The workshop did not acknowledge our evolving understanding of the astonishing abilities and complexity of nonhuman primates nor how this understanding should inform what we think is acceptable and unacceptable behavior by experimenters.

This is some of what was not discussed today: In U.S. laboratories, monkeys are used in pharmaceutical tests in which thick gavage tubes are forced up their nostrils and down their throats so that experimental compounds can be pumped into their stomachs—even though the U.S. Food & Drug Administration reports that animal tests have an appalling 92 percent failure rate in predicting the safety and effectiveness of pharmaceuticals in humans. They are also intentionally addicted to drugs and alcohol. They are used in invasive brain experiments in which holes are drilled into their skulls, metal restraint devices screwed into their heads, and electrodes inserted into their brains. Nothing done to monkeys is illegal, and even if non-animal methods are identified, experimenters are not required to use them.

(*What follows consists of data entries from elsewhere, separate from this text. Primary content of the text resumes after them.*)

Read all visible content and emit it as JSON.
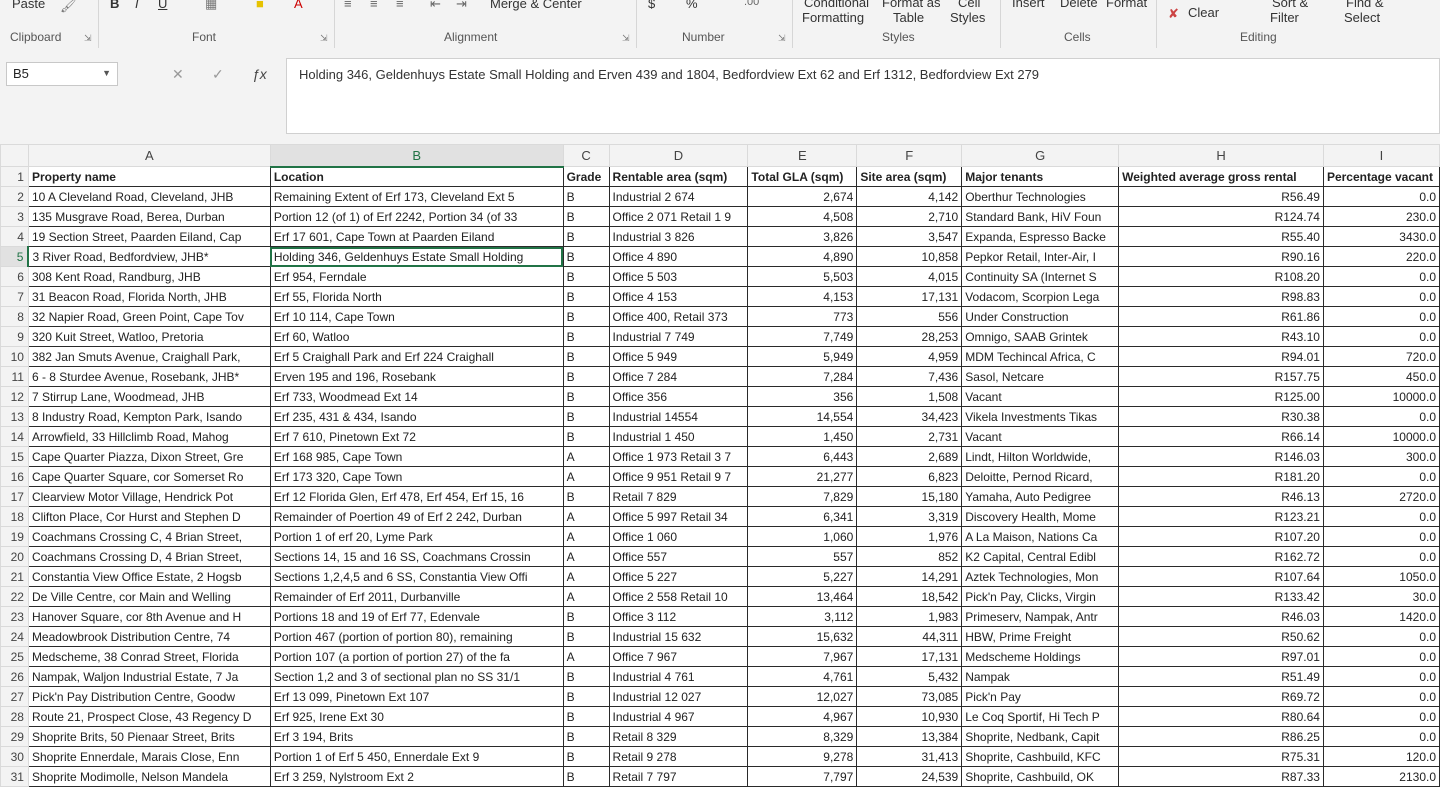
{
  "ribbon": {
    "top_texts": [
      "Paste",
      "B",
      "I",
      "U",
      "Merge & Center",
      "$",
      "%",
      "Conditional",
      "Format as",
      "Cell",
      "Insert",
      "Delete",
      "Format",
      "Sort &",
      "Find &"
    ],
    "clipboard": "Clipboard",
    "font": "Font",
    "alignment": "Alignment",
    "number": "Number",
    "styles": "Styles",
    "cells": "Cells",
    "editing": "Editing",
    "conditional_formatting": "Formatting",
    "format_as_table": "Table",
    "cell_styles": "Styles",
    "clear": "Clear",
    "sort_filter": "Filter",
    "find_select": "Select",
    "accent": "#217346"
  },
  "name_box": "B5",
  "formula": "Holding 346, Geldenhuys Estate Small Holding and Erven 439 and 1804, Bedfordview Ext 62 and Erf 1312, Bedfordview Ext 279",
  "columns": [
    "A",
    "B",
    "C",
    "D",
    "E",
    "F",
    "G",
    "H",
    "I"
  ],
  "rows": [
    {
      "n": "1",
      "c": [
        "Property name",
        "Location",
        "Grade",
        "Rentable area (sqm)",
        "Total GLA (sqm)",
        "Site area (sqm)",
        "Major tenants",
        "Weighted average gross rental",
        "Percentage vacant"
      ]
    },
    {
      "n": "2",
      "c": [
        "10 A Cleveland Road, Cleveland, JHB",
        "Remaining Extent of Erf 173, Cleveland Ext 5",
        "B",
        "Industrial 2 674",
        "2,674",
        "4,142",
        "Oberthur Technologies",
        "R56.49",
        "0.0"
      ]
    },
    {
      "n": "3",
      "c": [
        "135 Musgrave Road, Berea, Durban",
        "Portion 12 (of 1) of Erf 2242, Portion 34 (of 33",
        "B",
        "Office 2 071 Retail 1 9",
        "4,508",
        "2,710",
        "Standard Bank, HiV Foun",
        "R124.74",
        "230.0"
      ]
    },
    {
      "n": "4",
      "c": [
        "19 Section Street, Paarden Eiland, Cap",
        "Erf 17 601, Cape Town at Paarden Eiland",
        "B",
        "Industrial 3 826",
        "3,826",
        "3,547",
        "Expanda, Espresso Backe",
        "R55.40",
        "3430.0"
      ]
    },
    {
      "n": "5",
      "c": [
        "3 River Road, Bedfordview, JHB*",
        "Holding 346, Geldenhuys Estate Small Holding",
        "B",
        "Office 4 890",
        "4,890",
        "10,858",
        "Pepkor Retail, Inter-Air, I",
        "R90.16",
        "220.0"
      ]
    },
    {
      "n": "6",
      "c": [
        "308 Kent Road, Randburg, JHB",
        "Erf 954, Ferndale",
        "B",
        "Office 5 503",
        "5,503",
        "4,015",
        "Continuity SA (Internet S",
        "R108.20",
        "0.0"
      ]
    },
    {
      "n": "7",
      "c": [
        "31 Beacon Road, Florida North, JHB",
        "Erf 55, Florida North",
        "B",
        "Office 4 153",
        "4,153",
        "17,131",
        "Vodacom, Scorpion Lega",
        "R98.83",
        "0.0"
      ]
    },
    {
      "n": "8",
      "c": [
        "32 Napier Road, Green Point, Cape Tov",
        "Erf 10 114, Cape Town",
        "B",
        "Office 400, Retail 373",
        "773",
        "556",
        "Under Construction",
        "R61.86",
        "0.0"
      ]
    },
    {
      "n": "9",
      "c": [
        "320 Kuit Street, Watloo, Pretoria",
        "Erf 60, Watloo",
        "B",
        "Industrial 7 749",
        "7,749",
        "28,253",
        "Omnigo, SAAB Grintek",
        "R43.10",
        "0.0"
      ]
    },
    {
      "n": "10",
      "c": [
        "382 Jan Smuts Avenue, Craighall Park,",
        "Erf 5 Craighall Park and Erf 224 Craighall",
        "B",
        "Office 5 949",
        "5,949",
        "4,959",
        "MDM Techincal Africa, C",
        "R94.01",
        "720.0"
      ]
    },
    {
      "n": "11",
      "c": [
        "6 - 8 Sturdee Avenue, Rosebank, JHB*",
        "Erven 195 and 196, Rosebank",
        "B",
        "Office 7 284",
        "7,284",
        "7,436",
        "Sasol, Netcare",
        "R157.75",
        "450.0"
      ]
    },
    {
      "n": "12",
      "c": [
        "7 Stirrup Lane, Woodmead, JHB",
        "Erf 733, Woodmead Ext 14",
        "B",
        "Office 356",
        "356",
        "1,508",
        "Vacant",
        "R125.00",
        "10000.0"
      ]
    },
    {
      "n": "13",
      "c": [
        "8 Industry Road, Kempton Park, Isando",
        "Erf 235, 431 & 434, Isando",
        "B",
        "Industrial 14554",
        "14,554",
        "34,423",
        "Vikela Investments Tikas",
        "R30.38",
        "0.0"
      ]
    },
    {
      "n": "14",
      "c": [
        "Arrowfield, 33 Hillclimb Road, Mahog",
        "Erf 7 610, Pinetown Ext 72",
        "B",
        "Industrial 1 450",
        "1,450",
        "2,731",
        "Vacant",
        "R66.14",
        "10000.0"
      ]
    },
    {
      "n": "15",
      "c": [
        "Cape Quarter Piazza, Dixon Street, Gre",
        "Erf 168 985, Cape Town",
        "A",
        "Office 1 973 Retail 3 7",
        "6,443",
        "2,689",
        "Lindt, Hilton Worldwide,",
        "R146.03",
        "300.0"
      ]
    },
    {
      "n": "16",
      "c": [
        "Cape Quarter Square, cor Somerset Ro",
        "Erf 173 320, Cape Town",
        "A",
        "Office 9 951 Retail 9 7",
        "21,277",
        "6,823",
        "Deloitte, Pernod Ricard,",
        "R181.20",
        "0.0"
      ]
    },
    {
      "n": "17",
      "c": [
        "Clearview Motor Village, Hendrick Pot",
        "Erf 12 Florida Glen, Erf 478, Erf 454, Erf 15, 16",
        "B",
        "Retail 7 829",
        "7,829",
        "15,180",
        "Yamaha, Auto Pedigree",
        "R46.13",
        "2720.0"
      ]
    },
    {
      "n": "18",
      "c": [
        "Clifton Place, Cor Hurst and Stephen D",
        "Remainder of Poertion 49 of Erf 2 242, Durban",
        "A",
        "Office 5 997 Retail 34",
        "6,341",
        "3,319",
        "Discovery Health, Mome",
        "R123.21",
        "0.0"
      ]
    },
    {
      "n": "19",
      "c": [
        "Coachmans Crossing C, 4 Brian Street,",
        "Portion 1 of erf 20, Lyme Park",
        "A",
        "Office 1 060",
        "1,060",
        "1,976",
        "A La Maison, Nations Ca",
        "R107.20",
        "0.0"
      ]
    },
    {
      "n": "20",
      "c": [
        "Coachmans Crossing D, 4 Brian Street,",
        "Sections 14, 15 and 16 SS, Coachmans Crossin",
        "A",
        "Office 557",
        "557",
        "852",
        "K2 Capital, Central Edibl",
        "R162.72",
        "0.0"
      ]
    },
    {
      "n": "21",
      "c": [
        "Constantia View Office Estate, 2 Hogsb",
        "Sections 1,2,4,5 and 6 SS, Constantia View Offi",
        "A",
        "Office 5 227",
        "5,227",
        "14,291",
        "Aztek Technologies, Mon",
        "R107.64",
        "1050.0"
      ]
    },
    {
      "n": "22",
      "c": [
        "De Ville Centre, cor Main and Welling",
        "Remainder of Erf 2011, Durbanville",
        "A",
        "Office 2 558 Retail 10",
        "13,464",
        "18,542",
        "Pick'n Pay, Clicks, Virgin",
        "R133.42",
        "30.0"
      ]
    },
    {
      "n": "23",
      "c": [
        "Hanover Square, cor 8th Avenue and H",
        "Portions 18 and 19 of Erf 77, Edenvale",
        "B",
        "Office 3 112",
        "3,112",
        "1,983",
        "Primeserv, Nampak, Antr",
        "R46.03",
        "1420.0"
      ]
    },
    {
      "n": "24",
      "c": [
        "Meadowbrook Distribution Centre, 74",
        "Portion 467 (portion of portion 80), remaining",
        "B",
        "Industrial 15 632",
        "15,632",
        "44,311",
        "HBW, Prime Freight",
        "R50.62",
        "0.0"
      ]
    },
    {
      "n": "25",
      "c": [
        "Medscheme, 38 Conrad Street, Florida",
        "Portion 107 (a portion of portion 27) of the fa",
        "A",
        "Office 7 967",
        "7,967",
        "17,131",
        "Medscheme Holdings",
        "R97.01",
        "0.0"
      ]
    },
    {
      "n": "26",
      "c": [
        "Nampak, Waljon Industrial Estate, 7 Ja",
        "Section 1,2 and 3 of sectional plan no SS 31/1",
        "B",
        "Industrial 4 761",
        "4,761",
        "5,432",
        "Nampak",
        "R51.49",
        "0.0"
      ]
    },
    {
      "n": "27",
      "c": [
        "Pick'n Pay Distribution Centre, Goodw",
        "Erf 13 099, Pinetown Ext 107",
        "B",
        "Industrial 12 027",
        "12,027",
        "73,085",
        "Pick'n Pay",
        "R69.72",
        "0.0"
      ]
    },
    {
      "n": "28",
      "c": [
        "Route 21, Prospect Close, 43 Regency D",
        "Erf 925, Irene Ext 30",
        "B",
        "Industrial 4 967",
        "4,967",
        "10,930",
        "Le Coq Sportif, Hi Tech P",
        "R80.64",
        "0.0"
      ]
    },
    {
      "n": "29",
      "c": [
        "Shoprite Brits, 50 Pienaar Street, Brits",
        "Erf 3 194, Brits",
        "B",
        "Retail 8 329",
        "8,329",
        "13,384",
        "Shoprite, Nedbank, Capit",
        "R86.25",
        "0.0"
      ]
    },
    {
      "n": "30",
      "c": [
        "Shoprite Ennerdale, Marais Close, Enn",
        "Portion 1 of Erf 5 450, Ennerdale Ext 9",
        "B",
        "Retail 9 278",
        "9,278",
        "31,413",
        "Shoprite, Cashbuild, KFC",
        "R75.31",
        "120.0"
      ]
    },
    {
      "n": "31",
      "c": [
        "Shoprite Modimolle, Nelson Mandela",
        "Erf 3 259, Nylstroom Ext 2",
        "B",
        "Retail 7 797",
        "7,797",
        "24,539",
        "Shoprite, Cashbuild, OK",
        "R87.33",
        "2130.0"
      ]
    }
  ]
}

A majority of Americans join PETA in opposing the use of monkeys as tools to be caged, infected, mutilated, and killed. The very least that NIH owes taxpayers is a legitimate, thorough examination of the scientific and ethical justification for experiments on nonhuman primates. 

NIH Baby Monkey in Cage

We Need to Have a Real Discussion About Ethics

Years of cruel and wasteful experiments on monkeys at NIH and the laboratories it funds with taxpayer money have demonstrated exactly why an ethical review was vital.

Every year in the U.S., more than 105,000 primates are imprisoned in laboratories, where they are abused and killed in invasive, painful, and terrifying experiments. Federal funds should be spent on science, not irrelevant experiments.